Rule of thumb: if the caller needs the result to proceed, call directly. If the work can finish later, or several things should react to one event, or you need to ride out spikes and partial outages, put a queue between them.
How to adopt one without regret
Start narrow. Take the single most obvious async job — email is the classic — and move just that behind a queue. Get idempotency, a dead-letter queue, and a depth alert right for that one path, then live with it for a few weeks.
Once the pattern feels routine and the tooling exists, the second and third use cases are cheap. The expensive path is declaring everything event-driven on day one and waking up inside a distributed system you can’t debug.
When it fits, when it doesn't
Reach for it when
- A task can run after the user gets their response — sending email, resizing an image, generating a report.

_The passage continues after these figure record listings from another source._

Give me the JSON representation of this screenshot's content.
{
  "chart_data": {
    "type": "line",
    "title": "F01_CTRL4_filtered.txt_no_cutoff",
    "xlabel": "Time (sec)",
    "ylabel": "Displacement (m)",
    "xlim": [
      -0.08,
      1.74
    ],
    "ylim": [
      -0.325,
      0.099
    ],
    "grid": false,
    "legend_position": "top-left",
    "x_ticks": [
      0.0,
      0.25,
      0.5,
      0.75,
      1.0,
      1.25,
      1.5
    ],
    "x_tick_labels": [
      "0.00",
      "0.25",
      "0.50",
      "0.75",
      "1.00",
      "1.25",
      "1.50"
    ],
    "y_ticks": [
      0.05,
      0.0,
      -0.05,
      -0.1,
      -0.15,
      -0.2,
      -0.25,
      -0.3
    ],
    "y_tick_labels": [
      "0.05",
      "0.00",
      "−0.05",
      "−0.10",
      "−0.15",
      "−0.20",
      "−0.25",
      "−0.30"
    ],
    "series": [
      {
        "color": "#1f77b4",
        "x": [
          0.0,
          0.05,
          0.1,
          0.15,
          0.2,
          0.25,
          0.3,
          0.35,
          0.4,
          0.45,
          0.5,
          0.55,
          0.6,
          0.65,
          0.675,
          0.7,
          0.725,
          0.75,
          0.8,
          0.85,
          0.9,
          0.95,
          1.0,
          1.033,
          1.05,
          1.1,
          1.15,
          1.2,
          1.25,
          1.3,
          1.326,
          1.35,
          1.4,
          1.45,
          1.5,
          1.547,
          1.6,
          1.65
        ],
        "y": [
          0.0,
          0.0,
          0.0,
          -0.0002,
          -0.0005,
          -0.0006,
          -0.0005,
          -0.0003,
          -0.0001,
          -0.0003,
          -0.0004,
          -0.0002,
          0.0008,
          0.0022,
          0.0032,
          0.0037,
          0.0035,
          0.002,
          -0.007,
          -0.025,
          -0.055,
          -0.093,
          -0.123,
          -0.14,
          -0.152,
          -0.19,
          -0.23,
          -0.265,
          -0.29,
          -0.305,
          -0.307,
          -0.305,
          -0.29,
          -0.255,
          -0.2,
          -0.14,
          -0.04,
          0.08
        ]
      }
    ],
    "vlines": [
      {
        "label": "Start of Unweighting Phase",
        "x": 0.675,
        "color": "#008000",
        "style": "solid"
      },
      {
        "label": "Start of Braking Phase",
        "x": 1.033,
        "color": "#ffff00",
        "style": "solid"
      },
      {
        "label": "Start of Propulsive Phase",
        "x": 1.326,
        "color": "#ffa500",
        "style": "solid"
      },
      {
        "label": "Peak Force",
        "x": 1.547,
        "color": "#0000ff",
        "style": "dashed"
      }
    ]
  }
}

- Traffic is spiky and you want a buffer so a flood piles up instead of crushing the consumer.
- Two services should not depend on each other being up at the same instant.
- You need to fan one event out to several independent consumers.
Skip it when
- The caller genuinely needs the result before it can continue — a queue only adds latency and complexity.
- You have one producer and one consumer and almost no volume; a database table or a direct call is simpler.
- You are reaching for it to "look scalable" before you have a load problem to solve.
Common mistakes
- Treating the queue as a database — long-lived state belongs in a store you can query, not a backlog.
- Forgetting that consumers must be idempotent, because at-least-once delivery means messages get redelivered.
- No dead-letter queue, so a single poison message silently jams the whole pipeline.